La Iberofonía
Equipo de edición de La Iberofonía, medio de comunicación del Ateneo Iberófono Juan Latino.
El Ministerio de Asuntos Exteriores de la República de Kazajistán manifestó el 30 de noviembre su protesta oficial tras el ataque registrado contra la infraestructura del Consorcio del Oleoducto del Caspio en la terminal marítima próxima a Novorossiysk. El portavoz de la institución, Aibek Smadiyarov, indicó que es el tercer ataque reciente dirigido a esta instalación civil, la cual es considerada estratégica para el sistema energético mundial y amparada por acuerdos legales internacionales.
Las autoridades de Kazajistán enfatizaron que la operación estable y segura de esta infraestructura energética forma parte de sus compromisos como país suministrador en el mercado internacional de energía. Señalaron que cualquier alteración en la funcionalidad del oleoducto puede repercutir directamente en la estabilidad del sistema energético global. Además, destacaron la relevancia geopolítica del Consorcio del Oleoducto del Caspio en el tránsito de hidrocarburos hacia Europa y otros mercados internacionales.
El ataque, ocurrido el 29 de noviembre, afectó uno de los puntos de amarre marítimo del consorcio. Según la información del consorcio, la infraestructura dañada por embarcaciones no tripuladas quedó inoperativa tras el incidente. Las investigaciones técnicas continúan para determinar el alcance exacto de los daños y los pasos necesarios para la recuperación de la actividad normal.

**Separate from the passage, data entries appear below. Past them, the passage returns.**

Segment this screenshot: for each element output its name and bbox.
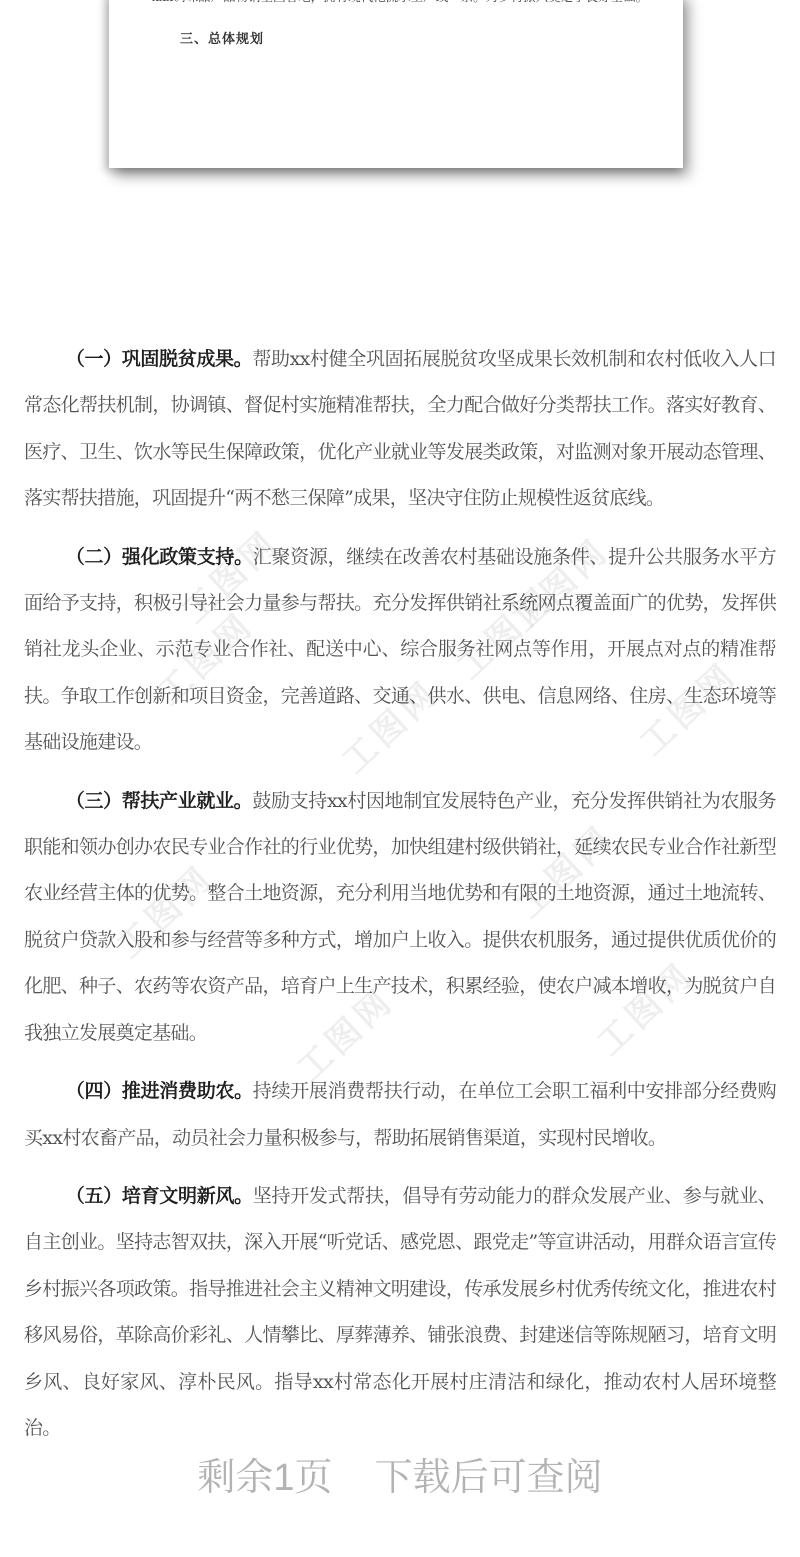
paragraph-text: 坚持开发式帮扶，倡导有劳动能力的群众发展产业、参与就业、自主创业。坚持志智双扶，… — [24, 1185, 776, 1439]
paragraph: （二）强化政策支持。汇聚资源，继续在改善农村基础设施条件、提升公共服务水平方面给… — [24, 534, 776, 766]
prev-page-paragraph-tail: xxx调味品产品畅销全国各地，拥有现代化流水生产线一条。为乡村振兴奠定了良好基础… — [152, 0, 652, 5]
paragraph-text: 帮助xx村健全巩固拓展脱贫攻坚成果长效机制和农村低收入人口常态化帮扶机制，协调镇… — [24, 348, 776, 509]
paragraph-lead: （一）巩固脱贫成果。 — [66, 348, 253, 370]
paragraph-text: 鼓励支持xx村因地制宜发展特色产业，充分发挥供销社为农服务职能和领办创办农民专业… — [24, 790, 776, 1044]
download-hint-label: 下载后可查阅 — [375, 1446, 603, 1501]
paragraph-text: 汇聚资源，继续在改善农村基础设施条件、提升公共服务水平方面给予支持，积极引导社会… — [24, 546, 776, 754]
paragraph: （三）帮扶产业就业。鼓励支持xx村因地制宜发展特色产业，充分发挥供销社为农服务职… — [24, 778, 776, 1056]
paragraph: （四）推进消费助农。持续开展消费帮扶行动，在单位工会职工福利中安排部分经费购买x… — [24, 1068, 776, 1161]
remaining-pages-label: 剩余1页 — [197, 1446, 332, 1501]
footer-bar: 剩余1页 下载后可查阅 — [0, 1446, 800, 1501]
document-content: （一）巩固脱贫成果。帮助xx村健全巩固拓展脱贫攻坚成果长效机制和农村低收入人口常… — [24, 336, 776, 1463]
paragraph-lead: （二）强化政策支持。 — [66, 546, 253, 568]
paragraph-lead: （五）培育文明新风。 — [66, 1185, 253, 1207]
section-heading: 三、总体规划 — [180, 28, 264, 47]
paragraph-lead: （四）推进消费助农。 — [66, 1080, 253, 1102]
paragraph: （五）培育文明新风。坚持开发式帮扶，倡导有劳动能力的群众发展产业、参与就业、自主… — [24, 1173, 776, 1451]
paragraph-lead: （三）帮扶产业就业。 — [66, 790, 253, 812]
document-page-preview: xxx调味品产品畅销全国各地，拥有现代化流水生产线一条。为乡村振兴奠定了良好基础… — [109, 0, 683, 168]
paragraph: （一）巩固脱贫成果。帮助xx村健全巩固拓展脱贫攻坚成果长效机制和农村低收入人口常… — [24, 336, 776, 522]
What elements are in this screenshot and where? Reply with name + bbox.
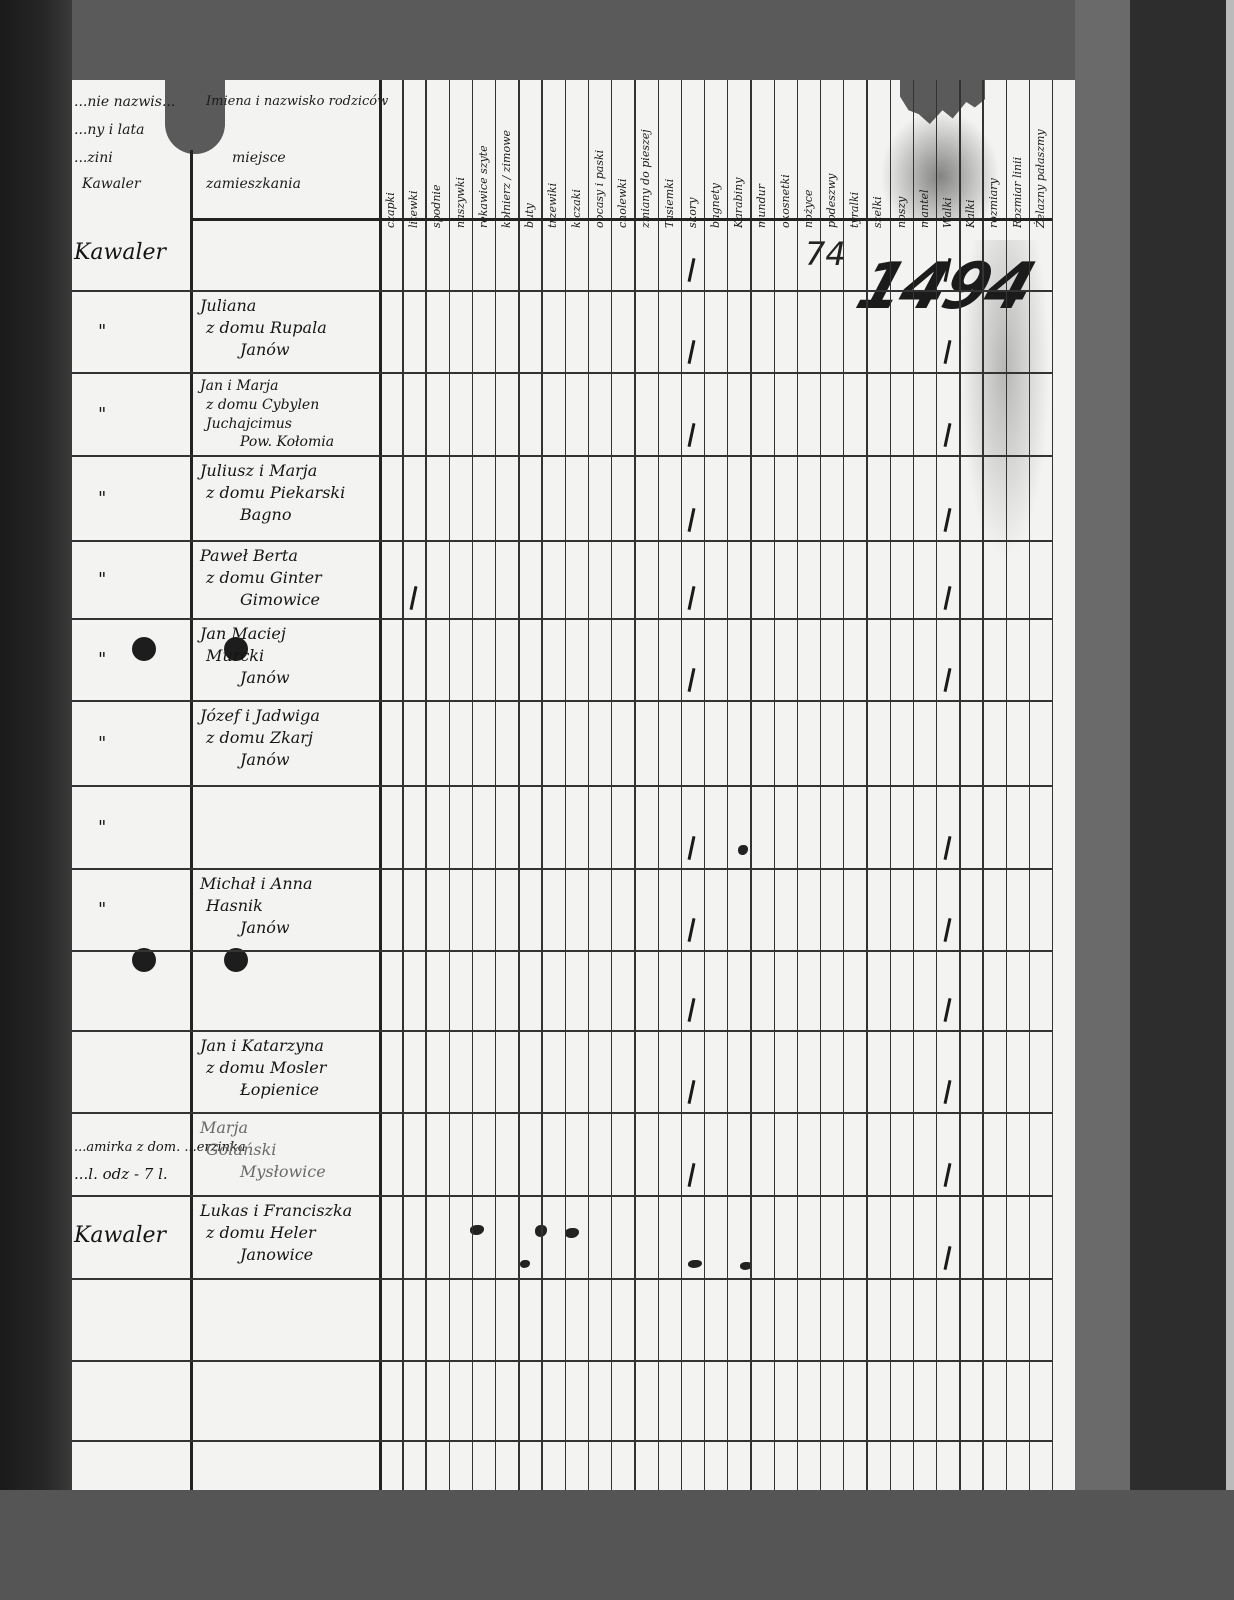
- parents-line: Michał i Anna: [200, 874, 312, 893]
- parents-line: z domu Piekarski: [206, 483, 345, 502]
- left-header-line-1: ...nie nazwis...: [74, 94, 175, 110]
- column-header-label: czapki: [384, 192, 397, 228]
- column-header-label: spodnie: [430, 185, 443, 228]
- row-rule: [72, 290, 1052, 292]
- parents-line: Jan i Katarzyna: [200, 1036, 324, 1055]
- parents-line: z domu Ginter: [206, 568, 322, 587]
- column-header: zmiany do pieszej: [636, 88, 656, 228]
- adjacent-page-edge: [1226, 0, 1234, 1600]
- column-header-label: trzewiki: [546, 183, 559, 228]
- column-header: cholewki: [613, 88, 633, 228]
- column-header-label: skory: [686, 198, 699, 228]
- punch-hole: [132, 948, 156, 972]
- column-header: Tasiemki: [660, 88, 680, 228]
- scanner-background-bottom: [0, 1490, 1234, 1600]
- row-rule: [72, 455, 1052, 457]
- parents-line: Janów: [240, 750, 290, 769]
- column-header: buty: [520, 88, 540, 228]
- parents-line: Juliana: [200, 296, 256, 315]
- parents-line: Juliusz i Marja: [200, 461, 317, 480]
- column-header: litewki: [404, 88, 424, 228]
- column-header: czapki: [381, 88, 401, 228]
- parents-line: Łopienice: [240, 1080, 319, 1099]
- column-header-label: bagnety: [709, 183, 722, 228]
- parents-line: Pow. Kołomia: [240, 434, 334, 450]
- status-cell: ": [98, 649, 106, 670]
- row-rule: [72, 950, 1052, 952]
- parents-line: Janów: [240, 340, 290, 359]
- column-header: nożyce: [799, 88, 819, 228]
- column-header-label: buty: [523, 203, 536, 228]
- row-rule: [72, 1195, 1052, 1197]
- punch-hole: [224, 948, 248, 972]
- column-header: Rozmiar linii: [1008, 88, 1028, 228]
- header-bottom-rule: [190, 218, 1052, 221]
- row-rule: [72, 1440, 1052, 1442]
- column-header: rękawice szyte: [474, 88, 494, 228]
- page-notch: [165, 78, 225, 154]
- status-cell: ": [98, 733, 106, 754]
- column-header: naszywki: [451, 88, 471, 228]
- status-cell: ": [98, 817, 106, 838]
- row-rule: [72, 868, 1052, 870]
- scan-right-border: [1075, 0, 1130, 1600]
- parents-line: Bagno: [240, 505, 291, 524]
- column-header: Walki: [938, 88, 958, 228]
- row-rule: [72, 540, 1052, 542]
- left-header-line-2: ...ny i lata: [74, 122, 144, 138]
- row-rule: [72, 372, 1052, 374]
- parents-line: z domu Rupala: [206, 318, 327, 337]
- parents-header-line-3: zamieszkania: [206, 176, 301, 192]
- row-rule: [72, 1278, 1052, 1280]
- column-header-label: mantel: [918, 189, 931, 228]
- status-column-divider: [190, 150, 193, 1490]
- parents-line: Mysłowice: [240, 1162, 326, 1181]
- row-rule: [72, 785, 1052, 787]
- column-header: obcasy i paski: [590, 88, 610, 228]
- row-rule: [72, 1030, 1052, 1032]
- column-header-label: kiczaki: [570, 189, 583, 228]
- parents-line: Gimowice: [240, 590, 320, 609]
- status-cell: ": [98, 569, 106, 590]
- parents-line: Hasnik: [206, 896, 263, 915]
- column-header: trzewiki: [543, 88, 563, 228]
- column-header: okosnetki: [776, 88, 796, 228]
- column-header-label: Walki: [941, 197, 954, 228]
- column-header: mundur: [752, 88, 772, 228]
- column-header: Żelazny pałaszmy: [1031, 88, 1051, 228]
- parents-line: Paweł Berta: [200, 546, 298, 565]
- column-header: kołnierz / zimowe: [497, 88, 517, 228]
- status-cell: Kawaler: [74, 240, 166, 265]
- pencil-page-number: 74: [805, 235, 846, 273]
- tally-column-line: [1052, 80, 1053, 1490]
- parents-line: Marja: [200, 1118, 248, 1137]
- column-header-label: mundur: [755, 184, 768, 228]
- column-header: tyralki: [845, 88, 865, 228]
- column-header-label: Kalki: [964, 200, 977, 228]
- punch-hole: [132, 637, 156, 661]
- status-cell: ": [98, 321, 106, 342]
- left-header-line-4: Kawaler: [82, 176, 141, 192]
- column-header: rozmiary: [984, 88, 1004, 228]
- status-cell: ": [98, 404, 106, 425]
- stamp-page-number: 1494: [848, 250, 1042, 324]
- scanner-background-top: [0, 0, 1234, 86]
- status-cell: ": [98, 488, 106, 509]
- parents-line: z domu Zkarj: [206, 728, 313, 747]
- parents-line: Jan i Marja: [200, 378, 278, 394]
- parents-line: Janowice: [240, 1245, 313, 1264]
- parents-line: Janów: [240, 668, 290, 687]
- parents-line: Golański: [206, 1140, 276, 1159]
- parents-header-line-1: Imiena i nazwisko rodziców: [206, 94, 388, 109]
- parents-line: Murcki: [206, 646, 264, 665]
- column-header-label: Tasiemki: [663, 179, 676, 228]
- row-rule: [72, 700, 1052, 702]
- column-header: szelki: [868, 88, 888, 228]
- column-header-label: Żelazny pałaszmy: [1034, 129, 1047, 228]
- parents-line: Józef i Jadwiga: [200, 706, 320, 725]
- column-header: spodnie: [427, 88, 447, 228]
- parents-line: z domu Cybylen: [206, 397, 319, 413]
- column-header: kiczaki: [567, 88, 587, 228]
- row-rule: [72, 1360, 1052, 1362]
- status-cell: Kawaler: [74, 1223, 166, 1248]
- column-header-label: zmiany do pieszej: [639, 129, 652, 228]
- column-header-label: nożyce: [802, 190, 815, 228]
- column-header-label: kołnierz / zimowe: [500, 130, 513, 228]
- column-header: Karabiny: [729, 88, 749, 228]
- parents-header-line-2: miejsce: [232, 150, 286, 166]
- parents-line: Juchajcimus: [206, 416, 292, 432]
- parents-line: Janów: [240, 918, 290, 937]
- column-header: noszy: [892, 88, 912, 228]
- status-note: ...l. odz - 7 l.: [74, 1165, 168, 1183]
- column-header-label: litewki: [407, 190, 420, 228]
- column-header-label: szelki: [871, 196, 884, 228]
- column-header: skory: [683, 88, 703, 228]
- status-cell: ": [98, 899, 106, 920]
- column-header-label: noszy: [895, 197, 908, 228]
- column-header-label: obcasy i paski: [593, 150, 606, 228]
- column-header: podeszwy: [822, 88, 842, 228]
- left-header-line-3: ...zini: [74, 150, 113, 166]
- row-rule: [72, 1112, 1052, 1114]
- scan-left-shadow: [0, 0, 72, 1600]
- parents-line: z domu Mosler: [206, 1058, 326, 1077]
- row-rule: [72, 618, 1052, 620]
- scan-right-shadow: [1130, 0, 1226, 1600]
- column-header: bagnety: [706, 88, 726, 228]
- column-header-label: rękawice szyte: [477, 145, 490, 228]
- column-header: mantel: [915, 88, 935, 228]
- column-header-label: tyralki: [848, 192, 861, 228]
- parents-line: Jan Maciej: [200, 624, 286, 643]
- parents-line: Lukas i Franciszka: [200, 1201, 352, 1220]
- column-header: Kalki: [961, 88, 981, 228]
- parents-line: z domu Heler: [206, 1223, 316, 1242]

El Gobierno de Kazajistán comunicó que interpreta el ataque como un hecho que perjudica la relación bilateral entre Kazajistán y Ucrania. Requirió a la parte ucraniana la adopción de medidas para evitar hechos similares y mantener el respeto a la estabilidad operativa de infraestructuras internacionales que afectan a múltiples países en la región. Las autoridades subrayaron que cualquier nuevo incidente podría tener implicaciones diplomáticas y comerciales relevantes.